MOUNT HOLLY SPRINGS, P.A. --- February is Black History Month and the Cumberland County community is trying to save a local piece of that history.
About two years ago, Lindsay Varner with the Cumberland County Historical Society said they learned the importance of Mount Tabor Church from the community.
The historic site still has a family connection to it: octogenarian Harriett Gumby.
"My mother's father came up from Virginia after the Civil War as an ex-slave and settled in the little town of Mount Holly Springs," said Gumby.
Around 1870, Gumby's grandfather, Elias Van Buren Parker, built the Mount Tabor Church for the black community he founded.
For nearly 100 years, the church served the community, including Carmen James.
"When I was a child, this was the church I attended with my brothers and we would come every Sunday," said James.
However, congregations at the church stopped around 1970.
It remained untouched, until recently.
"Harriett let us interview her and tell us her fantastic family story and it evolved into this amazing community project," said Varner.
The Cumberland County Historical Society, with help from the Greater Carlisle Heart and Soul Project, is looking to keep Mount Tabor's history intact.
The community has rallied to clear overgrowth around the building, preserve items left inside, such as pews and a piano, and has registered Mount Tabor as a historic site.
"Local businesses, private residents...it has been an amazing community effort," said Varner.
"It's like a miracle to me to see a little, small town take a black, senior citizen and try to help her preserve the memory and legacy of her mother and grandfather," said Gumby.

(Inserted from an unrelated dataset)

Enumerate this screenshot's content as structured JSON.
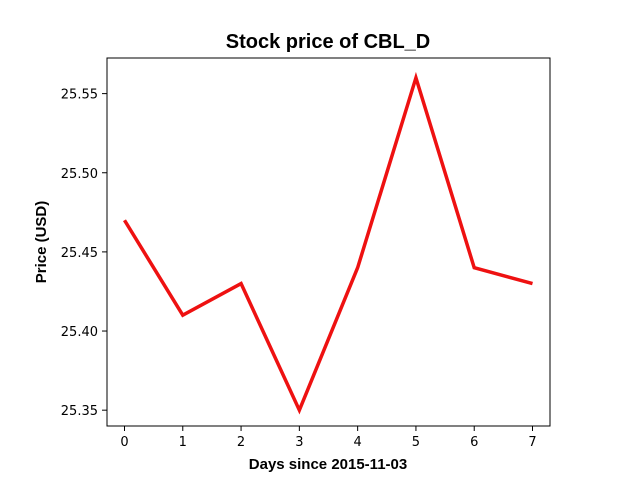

The non-profit Preservation Pennsylvania recently selected Mount Tabor as a site with statewide significance, as something important to the history of the commonwealth.
julia chain/preservation pennsylvania: "this is a great example of a documented site and it has the perfect storm of a community who cares about it and residents and family members who have a direct relationship with the building," said Julia Chain with Preservation Pennsylvania.
However, Varna said the future of what the site will look like still remains unclear.
"It's possible that the building might not survive but we would love to make sure this site is memorialized. We don't want the site to just become overgrown and forgotten," said Varna.
As part of the preservation efforts, work continues on a cemetary near by where Elias Parker, original families, and Civil War veterans rest.
Gumby said she hopes with a little more help, their place in history will remain forever.
"That we can finally say this ex-slave that fought in the Civil War for the North...His legacy has finally been laid to rest after all these years," said Gumby.